Monday, February 15, 2021

Disappeared Children

                                                                            


                                                                           Disappeared Children


     At a workshop in which chairs were arranged in a circle with one chair standing alone in the middle, participants settled into the ring of chairs leaving the center chair empty. The moderators asked why no one had sat in the empty chair. Answers ranged from “We thought it was for the speaker,” to “We didn’t want to sit alone.” 

The moderators explained that the center chair represented the “disappeared child,” — children who are forgotten, rejected, neglected, abused or without hope. These children live in trauma. They are lonely, isolated, and uncared for by society. They are unseen by those living in community — represented by the circle of occupied chairs. 

America has a history of disappearing people we find inconvenient. When the Constitution was being written representation in Congress was debated. The southern states, slave-holding states, wanted more representation in the national government, so even though they held slaves to be less-than-human, they wanted them to be counted. A compromise was made. Representation was calculated by including three-fifths of the slaves. Two-fifths simply disappeared as people.

After the Civil War, freed slaves were persecuted in the Reconstruction south. After a Constitutional amendment guaranteed the right to vote to all, local governments created obstacles that effectively denied citizenship to African-Americans. Thousands were lynched without trial. Thousands more were unjustly incarcerated. Lynched or imprisoned, they disappeared from society.
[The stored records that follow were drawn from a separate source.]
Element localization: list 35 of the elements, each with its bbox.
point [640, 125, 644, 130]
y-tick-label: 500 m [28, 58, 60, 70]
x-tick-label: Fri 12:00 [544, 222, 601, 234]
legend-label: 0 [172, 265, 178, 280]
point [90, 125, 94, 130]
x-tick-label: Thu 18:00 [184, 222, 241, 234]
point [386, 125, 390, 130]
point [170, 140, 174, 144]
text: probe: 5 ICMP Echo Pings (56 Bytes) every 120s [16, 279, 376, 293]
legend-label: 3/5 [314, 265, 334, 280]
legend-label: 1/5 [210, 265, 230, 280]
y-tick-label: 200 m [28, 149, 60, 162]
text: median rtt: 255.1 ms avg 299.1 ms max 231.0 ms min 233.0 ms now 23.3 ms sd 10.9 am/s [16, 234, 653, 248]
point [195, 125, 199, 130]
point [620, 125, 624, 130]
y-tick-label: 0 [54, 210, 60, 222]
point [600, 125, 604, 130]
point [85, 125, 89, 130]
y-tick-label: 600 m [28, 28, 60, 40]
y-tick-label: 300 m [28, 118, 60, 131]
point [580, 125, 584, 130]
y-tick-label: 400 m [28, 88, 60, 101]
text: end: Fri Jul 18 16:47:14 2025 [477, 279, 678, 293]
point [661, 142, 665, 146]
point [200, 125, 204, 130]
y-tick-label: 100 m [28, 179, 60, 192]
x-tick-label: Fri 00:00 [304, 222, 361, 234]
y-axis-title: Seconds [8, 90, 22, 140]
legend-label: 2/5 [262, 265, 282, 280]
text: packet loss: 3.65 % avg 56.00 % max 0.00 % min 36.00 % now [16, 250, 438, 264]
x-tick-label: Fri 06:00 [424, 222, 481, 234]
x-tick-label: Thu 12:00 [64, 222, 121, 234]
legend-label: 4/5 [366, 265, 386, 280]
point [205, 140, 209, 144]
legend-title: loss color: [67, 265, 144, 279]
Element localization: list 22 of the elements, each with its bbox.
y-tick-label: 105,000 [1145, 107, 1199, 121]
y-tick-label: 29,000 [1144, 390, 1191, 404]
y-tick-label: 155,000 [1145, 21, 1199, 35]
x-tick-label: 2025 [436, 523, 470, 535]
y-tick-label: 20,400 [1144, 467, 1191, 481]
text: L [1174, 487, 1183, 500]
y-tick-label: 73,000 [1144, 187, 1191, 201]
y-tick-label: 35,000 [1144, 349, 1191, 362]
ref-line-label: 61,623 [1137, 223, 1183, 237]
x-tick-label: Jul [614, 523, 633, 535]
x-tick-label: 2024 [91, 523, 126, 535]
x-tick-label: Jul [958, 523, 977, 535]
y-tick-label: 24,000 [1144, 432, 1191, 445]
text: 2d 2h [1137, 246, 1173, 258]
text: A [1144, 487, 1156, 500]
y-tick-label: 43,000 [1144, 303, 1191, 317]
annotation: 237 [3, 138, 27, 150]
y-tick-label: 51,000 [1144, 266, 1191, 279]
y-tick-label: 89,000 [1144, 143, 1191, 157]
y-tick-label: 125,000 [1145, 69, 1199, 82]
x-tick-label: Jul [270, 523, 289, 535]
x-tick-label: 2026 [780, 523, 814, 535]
Today, thousands of children living in poverty are disappearing due to lack of resources, lack of access to equal education, lack of opportunity, and lack of compassion. All children need adequate nutrition and housing, fair funding for education, access to affordable healthcare, caring teachers and community workers, equal access to opportunities for growth and success, consistency of care, and equal treatment under the law. These rights extend to all children — those who live in your neighborhood, those who live in the inner city, those who speak different languages, and those whose parents cannot care for them due to the inequalities which exist in our society. 

A story is told of a king welcoming a group of people into his palace. Why they have been favored? The king answers, “I was hungry and you fed me, I was thirsty and you gave me a drink, I was homeless and you gave me a room, I was shivering and you gave me clothes, I was sick and you stopped to visit, I was in prison and you came to me.” Never having met the king, they ask how this could be. The king answers: “Whenever you did one of these things to someone overlooked or ignored, that was me—you did it to me.”

Are we overlooking or ignoring children in need, children who are suffering, children who are invisible to society because of situations they cannot control? Are we allowing children to disappear? Open your eyes to find these children. Shine a light on them. Advocate for programs that provide equal access to nutrition, security, and education. Encourage your representatives to support equal opportunity legislation. Work for and donate to programs that support children and those in need. Don’t allow a single child to disappear. Pull their chairs into the circle. Welcome them with open arms.